Hamilton High School
Alumni of Alexander Hamilton High School, affectionately called "Hami Kids," are proud of where they come from. Why wouldn't they be? Their school is currently one of two in the Los Angeles Unified School District (LAUSD) with a Humanities Magnet Program, from which 100% of its students enroll into tertiary institutions, and approximately 90% of them enroll into 4-year colleges or universities. Their second and more famed Academy of Music Magnet Program covers eight areas of the arts outside of music and claims a slew of notable alumni, including singer-songwriter Fiona Apple and actor Shia LaBeouf.
Outside of these two magnet programs, Hamilton High School administers four Small Learning Communities to attract students with specific interests, using the same services provided to the magnet programs. These distinct programs may sound like they divide students and achievements within the campus, but as principal Gary Garcia explains, "we pride ourselves in that we're a whole school -- we have a whole school community."
Since the 1980s, Hamilton High School has increased enrollment and improved student performance so much that today, students commute largely from its own community in South Robertson, the high school's home since 1931. For a long time, however, this was not the case.
"Hamilton in the early 1980s was losing enrollment and the district was thinking about closing the school," says Garcia. "These days [when schools goes defunct] the district opens smalls schools with 800 or 1000 kids, but back at that time they weren't doing that because it's more expensive to run a small school, and so the solution was to bring in a humanities magnet. By 1989 they'd opened up the Academy of Music Magnet."
The establishment of magnet programs in LAUSD's constituency was a solution to a political mandate -- school busing. In the 1977 the LAUSD, under federal court order, instituted mandatory busing in an effort to desegregate Los Angeles public schools. It was a controversial initiative and a failed political effort that angered communities all over. Parents rallied cries of stripped freedoms on top of concerns of a loss of community pride and cohesiveness, and that their children were at risk to violence in outside neighborhoods. They cited lack of evidence in the district's claims that resources were spread equally and that student performance benefited from busing. As a result, many parents pulled their students out of the public school system and enrolled them into private schools. Hamilton High School, then a predominantly Caucasian and Jewish student body, as a result lost significant numbers in enrollment.

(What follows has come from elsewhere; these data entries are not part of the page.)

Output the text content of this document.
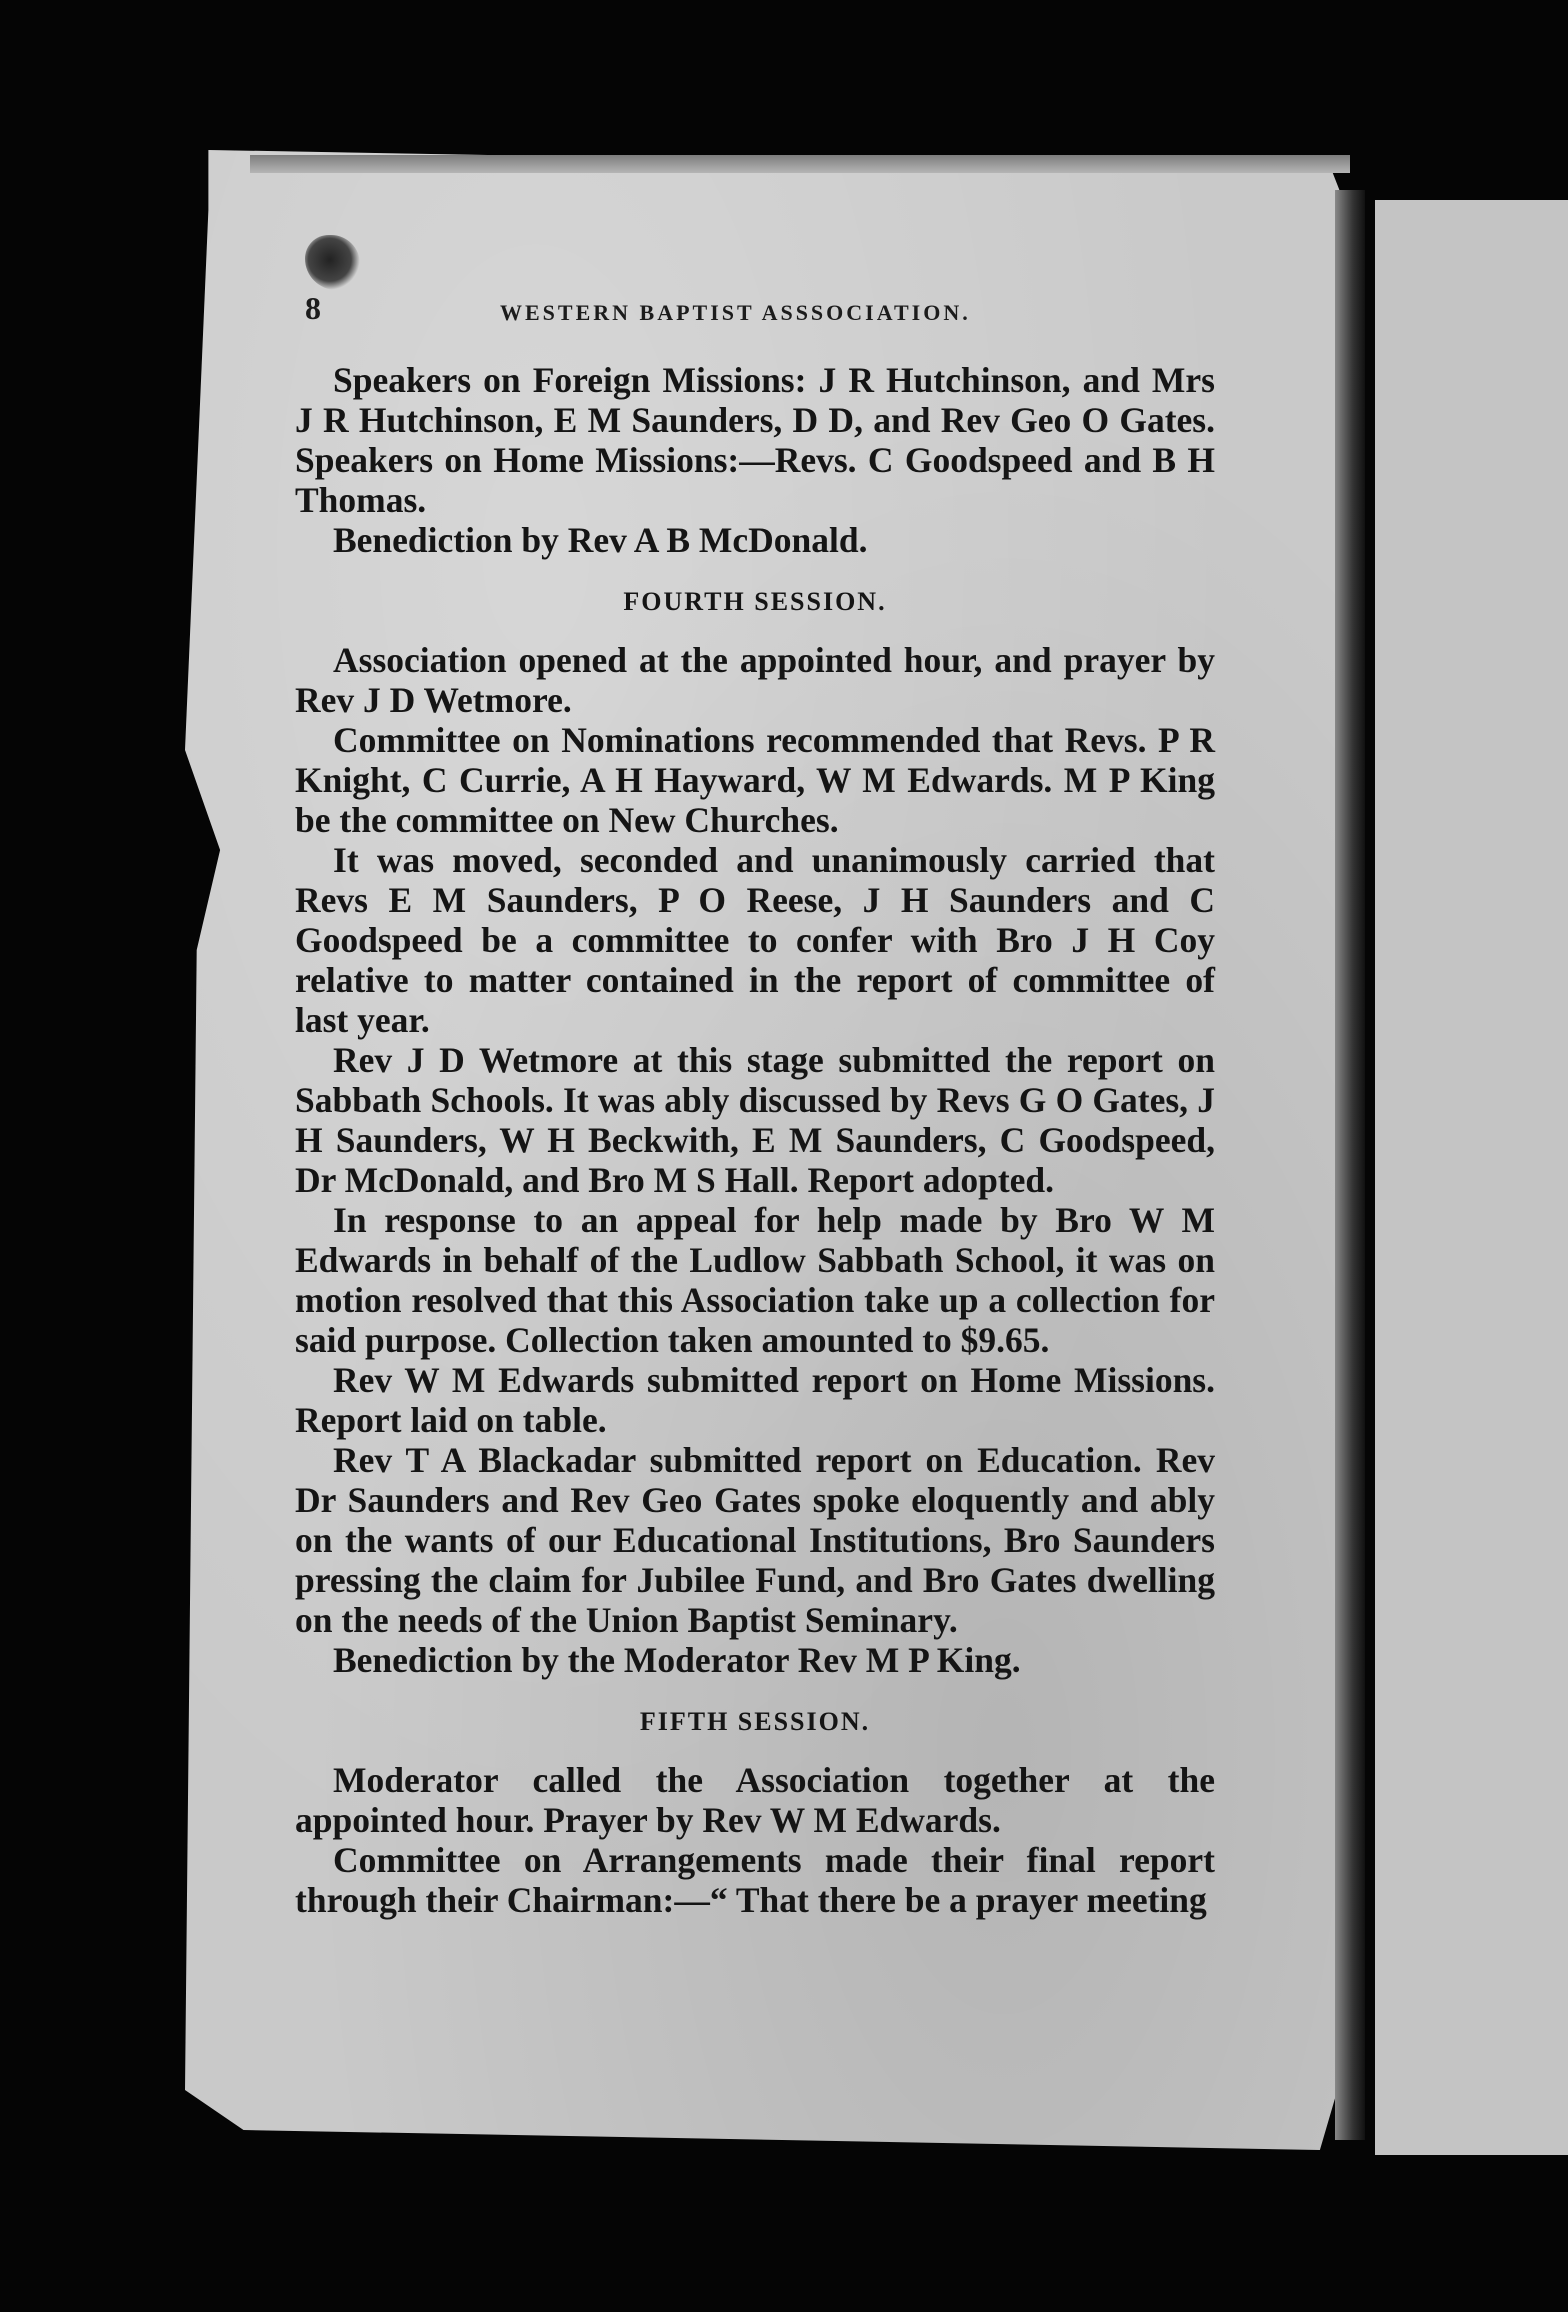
8	WESTERN BAPTIST ASSSOCIATION.

Speakers on Foreign Missions: J R Hutchinson, and Mrs J R Hutchinson, E M Saunders, D D, and Rev Geo O Gates. Speakers on Home Missions:—Revs. C Goodspeed and B H Thomas.

Benediction by Rev A B McDonald.

FOURTH SESSION.

Association opened at the appointed hour, and prayer by Rev J D Wetmore.

Committee on Nominations recommended that Revs. P R Knight, C Currie, A H Hayward, W M Edwards. M P King be the committee on New Churches.

It was moved, seconded and unanimously carried that Revs E M Saunders, P O Reese, J H Saunders and C Goodspeed be a committee to confer with Bro J H Coy relative to matter contained in the report of committee of last year.

Rev J D Wetmore at this stage submitted the report on Sabbath Schools. It was ably discussed by Revs G O Gates, J H Saunders, W H Beckwith, E M Saunders, C Goodspeed, Dr McDonald, and Bro M S Hall. Report adopted.

In response to an appeal for help made by Bro W M Edwards in behalf of the Ludlow Sabbath School, it was on motion resolved that this Association take up a collection for said purpose. Collection taken amounted to $9.65.

Rev W M Edwards submitted report on Home Missions. Report laid on table.

Rev T A Blackadar submitted report on Education. Rev Dr Saunders and Rev Geo Gates spoke eloquently and ably on the wants of our Educational Institutions, Bro Saunders pressing the claim for Jubilee Fund, and Bro Gates dwelling on the needs of the Union Baptist Seminary.

Benediction by the Moderator Rev M P King.

FIFTH SESSION.

Moderator called the Association together at the appointed hour. Prayer by Rev W M Edwards.

Committee on Arrangements made their final report through their Chairman:—“ That there be a prayer meeting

Today, Hamilton High School enrolls students from 101 different zip codes, according to Principal Garcia. "Our population in 2012 is very diverse. They come from all parts of the city, all economic levels, all ethnicities and languages, et cetera." It's something Garcia says the students find significant pride in and boast of the students praise of Hamilton's diversity that includes students in the LGBT community. "We don't have a lot of bullying here or discrimination," Garcia says, citing examples of bonds between diverse student bodies such as the Gay Straight Alliance and the Desi Club. "In the north end of South Robertson we have a number of people from Southeast Asia. We all know the history of Pakistan and India where the adults in those countries don't get along, but the kids here, they see that as old country issues. They get along with each and created their own club."
Hami kids promote diversity and cohesiveness outside the classroom as well and into their community. Since the South Robertson Neighborhoods Council was established in 1992, a Hamilton High School student has always sat on the council. "It's a different student every year, usually a senior who goes to college -- outside of the city -- and then they're done," says Garcia adding that "the meetings are interesting because it's city business (i.e., zoning, planting, etc.)... It gives us -- the people who are involved in the neighborhood council -- it gives us a connection."
During the festival, the Hami Alumni Association had photographs displayed. Archival images of Hamilton showed a campus surrounded by orchids, and of uniformed youngsters in the schools former ROTC class of 1940 -- many of whom would become officers in World War II. Yet the most striking image was of the students themselves: the largely white faces are seen in stark contrast to its now predominately African American and Latino student body.
The Hami Alumni Assoication annually awards graduating Hami seniors with scholarships. "The cool thing is alumni from the 1950s and the 1960s, they're all mostly white people and our students are mostly not," Garcia says. It's all African American and Latino kids getting scholarships -- perhaps from zip codes where they otherwise would not. "They're Hami kids. It doesn't matter the ethnicity," he concludes.